Providers shouldn't be putting diagnosis 'codes' in their documentation. A coder should be abstracting the most appropriate and specific code based on the providers written description of the condition.

Although it's important to link the chief complaint, the HPI, ROS, Exam, A&P throughout the note with respect to the condition(s) being evaluated, your job is to read through that and determine the most appropriate code. So if the HPI indicates 'sore throat', the exam shows redness/exudate and the quick strep is positive, you'd code strep.

The provider gives you the information and the coder determines the code.

If your provider is giving you a diagnosis code, you may want to ask them to stop.
 
Providers shouldn't be putting diagnosis 'codes' in their documentation. A coder should be abstracting the most appropriate and specific code based on the providers written description of the condition.

Although it's important to link the chief complaint, the HPI, ROS, Exam, A&P throughout the note with respect to the condition(s) being evaluated, your job is to read through that and determine the most appropriate code. So if the HPI indicates 'sore throat', the exam shows redness/exudate and the quick strep is positive, you'd code strep.

The provider gives you the information and the coder determines the code.

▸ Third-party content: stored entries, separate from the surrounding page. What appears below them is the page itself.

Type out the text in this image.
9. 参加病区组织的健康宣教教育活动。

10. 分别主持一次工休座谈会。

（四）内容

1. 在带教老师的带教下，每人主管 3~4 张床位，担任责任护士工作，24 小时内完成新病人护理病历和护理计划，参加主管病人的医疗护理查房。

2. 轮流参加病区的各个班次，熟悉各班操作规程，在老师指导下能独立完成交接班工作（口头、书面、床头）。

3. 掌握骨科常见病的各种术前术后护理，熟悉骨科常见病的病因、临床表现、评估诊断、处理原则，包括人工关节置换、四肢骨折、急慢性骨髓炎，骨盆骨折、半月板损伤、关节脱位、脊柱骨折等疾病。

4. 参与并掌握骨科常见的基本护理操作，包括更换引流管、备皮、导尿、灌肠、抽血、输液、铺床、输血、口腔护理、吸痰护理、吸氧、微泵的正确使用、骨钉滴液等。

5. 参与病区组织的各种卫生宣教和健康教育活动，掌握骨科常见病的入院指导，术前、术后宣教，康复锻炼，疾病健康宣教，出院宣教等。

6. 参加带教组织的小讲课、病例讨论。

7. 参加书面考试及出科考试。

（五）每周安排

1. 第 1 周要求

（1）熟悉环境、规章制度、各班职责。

If your provider is giving you a diagnosis code, you may want to ask them to stop.
I so agree with you!! However some EHRs do not allow the provider to sign off the note until a code is appended. I say make the vendor turn that function off. I agree with Pam, before ICD-10 CM gets here you may want to discuss this.
 
Thanks Ladies,
We are auditing provider documentation and was questioning how they came to the conclusion of these diagnosis codes, I.E.
CC: Leg pain
HPI: mentions that patient complains of leg pain
ROS: Leg pain documented there
Exam: Leg pain not documented, provider states everything was normal.

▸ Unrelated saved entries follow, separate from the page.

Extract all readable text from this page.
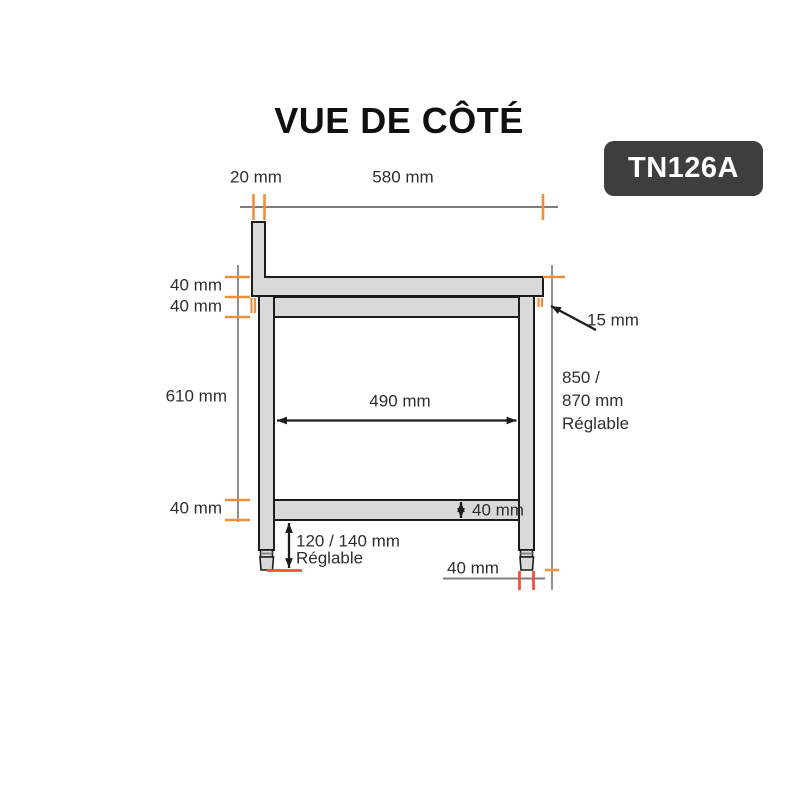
VUE DE CÔTÉ
TN126A
20 mm	580 mm
40 mm
40 mm
610 mm
40 mm
490 mm
15 mm
850 /
870 mm
Réglable
40 mm
120 / 140 mm
Réglable
40 mm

As mitchellde mentioned about the EHR systems, providers are forced to select a diagnosis code within the EMR. A lot our clients do not have coders so the coder is the provider themselves.
 
Sounds like he may be using a check box type of templet. My suggestion/solution is that this note has no codeable dx. It should go back to the provider for clarification.
 
That's what I was thinking...until I got to the exam portion. I would query him and ask for clarification. This documentation example looks rather "lazy" (couldn't think of a better term) to me. Is this a typical problem with physicians? :(

MsGarner69,
I agree. and yes this is a typical problem with physicians, most physicians that I've come across has terrible documentation, it is hard to even code their document due to the documentation. :(
 
MsGarner69,
I agree. and yes this is a typical problem with physicians, most physicians that I've come across has terrible documentation, it is hard to even code their document due to the documentation. :(

so who's job is it to instruct physicians on the proper way to document (and enforce it) to make coding easier on us? I look at this as a team effort, where we all work together to insure that proper documentation and coding work together for the purpose of proper reimbursement. Why wouldn't everyone want to be on the same page with insuring that is done on their prospective ends...especially physicians?
 
so who's job is it to instruct physicians on the proper way to document (and enforce it) to make coding easier on us? I look at this as a team effort, where we all work together to insure that proper documentation and coding work together for the purpose of proper reimbursement. Why wouldn't everyone want to be on the same page with insuring that is done on their prospective ends...especially physicians?

That's where we come in. We have to insure the physicians are properly documenting the medical records so it will be easier to code.